Equine rescue 101: Aiding a downed horse
Practitioners must protect rescuers as well as rescuees
Jan 01, 2006
Each year, veterinarians are called to respond to cases to aid horses that have fallen into neighborhood pools or through ice on frozen northern ponds. Some horses slip, fall or slide while out on trails and become trapped or entangled in locations or on terrain that make it impossible for the animal to save itself. Older horses or horses suffering from a variety of diseases can become recumbent and unable to get up without assistance. Theses horses might be down and wedged in their stalls, or they can be out at pasture stuck in ravines or creeks, or exposed to extremes in weather.
"No emergency rescue is ever the same," Gimenez says.
Thus, a wide variety of skills and techniques must be practiced and learned. To this end TLAER offers three-day seminars at locations across the country throughout the year. These seminars are offered to fire and rescue personnel and to veterinarians and animal-control workers. Because large-animal rescue requires a coordinated effort among many individuals, Dr. Gimenez recommends that veterinarians become familiar with the fire departments and rescue teams in the area that are interested in and trained at equine rescue because the majority of these units receive no such training. When there is a problem and a downed horse needs assistance, you need to know who to call.
Off the beaten path
There are many possible reasons for a horse to become recumbent.

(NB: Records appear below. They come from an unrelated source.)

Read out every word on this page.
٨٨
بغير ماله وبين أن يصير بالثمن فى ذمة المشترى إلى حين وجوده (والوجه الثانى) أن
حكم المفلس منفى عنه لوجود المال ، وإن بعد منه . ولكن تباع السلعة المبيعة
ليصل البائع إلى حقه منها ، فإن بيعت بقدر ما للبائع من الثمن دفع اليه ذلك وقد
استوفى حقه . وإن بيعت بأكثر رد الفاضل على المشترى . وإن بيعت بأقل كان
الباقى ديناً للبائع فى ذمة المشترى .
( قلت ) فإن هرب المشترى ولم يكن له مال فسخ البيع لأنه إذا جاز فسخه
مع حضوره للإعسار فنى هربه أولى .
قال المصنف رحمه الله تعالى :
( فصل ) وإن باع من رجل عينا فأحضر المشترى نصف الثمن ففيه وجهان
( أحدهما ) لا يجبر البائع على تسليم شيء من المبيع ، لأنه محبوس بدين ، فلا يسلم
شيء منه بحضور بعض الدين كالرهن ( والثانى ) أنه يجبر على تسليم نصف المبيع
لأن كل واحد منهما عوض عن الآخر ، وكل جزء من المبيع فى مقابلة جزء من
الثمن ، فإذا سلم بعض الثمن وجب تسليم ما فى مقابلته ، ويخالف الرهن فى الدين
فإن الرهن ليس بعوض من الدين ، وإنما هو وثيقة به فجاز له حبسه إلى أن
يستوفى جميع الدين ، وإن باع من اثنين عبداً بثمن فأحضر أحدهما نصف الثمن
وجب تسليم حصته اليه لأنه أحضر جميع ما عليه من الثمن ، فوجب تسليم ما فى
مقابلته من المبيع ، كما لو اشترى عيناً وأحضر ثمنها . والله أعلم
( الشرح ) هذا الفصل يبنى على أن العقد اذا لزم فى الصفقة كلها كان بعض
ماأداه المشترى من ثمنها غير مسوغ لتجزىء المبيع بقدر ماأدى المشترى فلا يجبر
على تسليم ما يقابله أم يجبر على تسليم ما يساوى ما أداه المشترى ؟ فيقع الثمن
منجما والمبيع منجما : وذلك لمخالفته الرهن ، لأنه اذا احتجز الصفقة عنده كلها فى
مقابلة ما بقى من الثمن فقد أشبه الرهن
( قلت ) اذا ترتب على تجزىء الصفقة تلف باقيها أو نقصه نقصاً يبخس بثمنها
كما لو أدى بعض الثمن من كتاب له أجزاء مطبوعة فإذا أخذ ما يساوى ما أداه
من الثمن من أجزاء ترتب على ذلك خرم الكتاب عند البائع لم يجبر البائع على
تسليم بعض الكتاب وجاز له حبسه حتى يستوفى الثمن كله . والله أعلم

"Complications associated with old age and weather-related problems are the two most common reasons for recumbent horses seen in our area," Slovis says.
Mud, ice and snow top the list of environmental hazards. Arthritis can cause some horses to have extreme difficulty getting up after lying down for even short periods of time. Added to the arthritis problems can be complications with poor weight gain and muscle loss, which makes older horses more prone to difficulty getting up and down — especially in colder weather. Occasionally, these older horses will get down in a field or stall and exhaust themselves trying to rise before they are found by stable managers or caretakers. An older horse with a few relatively minor problems can be rendered too weak from struggling to get up on its own.